I would take it to be. A functioning democracy is not supposed to happen in the streets. It's supposed to happen in decision-making. This is a reflection of the undermining of democracy and the popular reaction to it, not for the first time. There's been a long struggle, over centuries, in fact, to try to extend the realm of democratic freedoms, and it's won plenty of victories. A lot of them have been won exactly this way, not by gifts but by confrontation and struggle. If the popular reaction in this case takes a really organized, constructive form, it can undermine and reverse the highly undemocratic thrust of the international economic arrangements that are being foisted on the world. And they are very undemocratic. Naturally one thinks about the attack on domestic sovereignty, but most of the world is much worse. Over half the population of the world literally does not have even theoretical control over their own national economic policies. They're in receivership. Their economic policies are run by bureaucrats in Washington as a result of the so-called debt crisis, which is an ideological construction, not an economic one. That's over half the population of the world lacking even minimal sovereignty.

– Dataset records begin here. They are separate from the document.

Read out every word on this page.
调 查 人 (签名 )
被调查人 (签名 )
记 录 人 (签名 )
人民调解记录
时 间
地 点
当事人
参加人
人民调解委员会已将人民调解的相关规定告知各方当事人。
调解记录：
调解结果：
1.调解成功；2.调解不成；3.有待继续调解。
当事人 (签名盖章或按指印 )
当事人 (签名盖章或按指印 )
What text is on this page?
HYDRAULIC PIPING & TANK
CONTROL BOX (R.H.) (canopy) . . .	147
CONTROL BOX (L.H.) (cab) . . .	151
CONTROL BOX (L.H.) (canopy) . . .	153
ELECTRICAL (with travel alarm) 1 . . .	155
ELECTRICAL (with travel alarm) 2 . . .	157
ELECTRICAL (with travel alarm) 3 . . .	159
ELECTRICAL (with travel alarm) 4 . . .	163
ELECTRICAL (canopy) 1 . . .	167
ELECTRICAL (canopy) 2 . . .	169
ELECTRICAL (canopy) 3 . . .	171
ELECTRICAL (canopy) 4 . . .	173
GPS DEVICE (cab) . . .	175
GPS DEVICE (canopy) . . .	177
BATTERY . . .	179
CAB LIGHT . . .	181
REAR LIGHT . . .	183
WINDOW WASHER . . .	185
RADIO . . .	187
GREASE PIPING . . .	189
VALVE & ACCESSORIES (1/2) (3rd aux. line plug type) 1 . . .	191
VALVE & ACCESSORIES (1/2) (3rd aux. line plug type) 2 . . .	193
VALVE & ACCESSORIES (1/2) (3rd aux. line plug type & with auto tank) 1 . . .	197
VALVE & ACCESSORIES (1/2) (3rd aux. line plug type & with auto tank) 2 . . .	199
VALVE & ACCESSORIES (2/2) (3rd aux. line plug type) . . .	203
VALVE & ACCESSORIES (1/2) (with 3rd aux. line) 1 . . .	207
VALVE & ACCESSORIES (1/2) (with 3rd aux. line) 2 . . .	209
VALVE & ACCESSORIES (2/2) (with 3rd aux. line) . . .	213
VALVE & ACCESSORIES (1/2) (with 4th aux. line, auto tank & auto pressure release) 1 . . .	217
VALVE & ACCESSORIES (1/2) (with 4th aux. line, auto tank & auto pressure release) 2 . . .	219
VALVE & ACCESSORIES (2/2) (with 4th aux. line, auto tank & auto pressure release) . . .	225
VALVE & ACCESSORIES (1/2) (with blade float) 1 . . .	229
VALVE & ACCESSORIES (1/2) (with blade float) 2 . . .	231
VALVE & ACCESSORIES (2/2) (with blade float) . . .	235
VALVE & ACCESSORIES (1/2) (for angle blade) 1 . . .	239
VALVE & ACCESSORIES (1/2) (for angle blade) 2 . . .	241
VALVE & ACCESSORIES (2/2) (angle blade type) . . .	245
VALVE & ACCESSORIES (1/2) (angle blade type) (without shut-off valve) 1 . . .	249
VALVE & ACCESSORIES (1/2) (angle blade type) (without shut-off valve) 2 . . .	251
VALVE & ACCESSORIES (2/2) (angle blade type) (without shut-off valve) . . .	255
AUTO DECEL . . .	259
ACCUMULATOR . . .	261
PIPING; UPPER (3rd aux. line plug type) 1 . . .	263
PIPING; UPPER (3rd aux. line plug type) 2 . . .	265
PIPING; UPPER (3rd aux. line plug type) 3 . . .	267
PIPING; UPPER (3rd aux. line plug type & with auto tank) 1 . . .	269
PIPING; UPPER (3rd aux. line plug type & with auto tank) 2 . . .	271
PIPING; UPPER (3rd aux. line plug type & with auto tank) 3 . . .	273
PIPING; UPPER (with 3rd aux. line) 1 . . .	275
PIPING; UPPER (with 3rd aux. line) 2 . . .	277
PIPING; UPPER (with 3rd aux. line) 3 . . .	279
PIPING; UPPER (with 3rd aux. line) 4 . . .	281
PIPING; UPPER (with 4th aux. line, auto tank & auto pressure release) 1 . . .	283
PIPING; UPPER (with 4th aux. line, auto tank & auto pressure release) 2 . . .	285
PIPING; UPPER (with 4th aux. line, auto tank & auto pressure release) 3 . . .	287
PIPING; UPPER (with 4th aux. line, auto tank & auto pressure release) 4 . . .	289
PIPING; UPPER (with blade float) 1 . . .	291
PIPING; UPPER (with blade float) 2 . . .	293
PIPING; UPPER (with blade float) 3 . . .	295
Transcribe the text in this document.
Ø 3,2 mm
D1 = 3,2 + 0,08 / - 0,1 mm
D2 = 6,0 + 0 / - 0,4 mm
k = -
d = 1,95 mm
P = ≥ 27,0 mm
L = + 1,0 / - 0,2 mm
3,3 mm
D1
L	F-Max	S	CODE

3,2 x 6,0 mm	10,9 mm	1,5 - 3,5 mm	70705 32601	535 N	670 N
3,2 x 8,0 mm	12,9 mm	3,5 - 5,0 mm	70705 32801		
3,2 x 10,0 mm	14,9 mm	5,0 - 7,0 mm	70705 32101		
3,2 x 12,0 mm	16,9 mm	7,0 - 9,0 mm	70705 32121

Why do you say the debt crisis is an ideological construction?
There is a debt, but who owes it and who's responsible for it is an ideological question, not an economic question. For example, there's a capitalist principle that nobody wants to pay any attention to, of course, which says that if I borrow money from you, it's my responsibility to pay it back, and if you're the lender, it's your risk if I don't pay it back. But nobody even conceives of that possibility. Suppose we were to follow that. Take, say, Indonesia, for example. Right now its economy is crushed by the fact that the debt is something like 140 percent of GDP. You trace that debt back, it turns out that the borrowers were something like 100 to 200 people around the military dictatorship that we supported, and their cronies. The lenders were international banks. A lot of that debt has been by now socialized through the IMF, which means Northern taxpayers are responsible. What happened to the money? They enriched themselves. There was some capital export and some development. But the people who borrowed the money aren't held responsible for it. It's the people of Indonesia who have to pay it off. And that means living under crushing austerity programs, severe poverty and suffering. In fact, it's a hopeless task to pay off the debt that they didn't borrow. What about the lenders? The lenders are protected from risk. That's one of the main functions of the IMF, to provide free risk insurance to people who lend and invest in risky loans. That's why they get high yields, because there's a lot of risk. They don't have to take the risk, because it's socialized. It's transferred in various ways to Northern taxpayers through the IMF and other devices, like Brady bonds. The whole system is one in which the borrowers are released from the responsibility. That's transferred to the impoverished mass of the population in their own countries. And the lenders are protected from risk. These are ideological choices, not economic ones.
In fact, it even goes beyond that. There's a principle of international law that was devised by the United States over a hundred years ago when it "liberated" Cuba, which means it conquered Cuba to prevent it from liberating itself from Spain in 1898. At that time, when the United States took over, it canceled Cuba's debt to Spain on the quite reasonable grounds that the debt was invalid since it had been imposed on the people of Cuba without their consent, by force, under a power relationship. That principle was later recognized in international law, again under US initiative, as the principle of what's called "odious debt." Debt is not valid if it's essentially imposed by force. The Third World debt is odious debt. That's even been recognized by the US representative at the IMF, Karen Lissaker, an international economist, who pointed out a couple of years ago that if we were to apply the principles of odious debt, most of the Third World debt would simply disappear.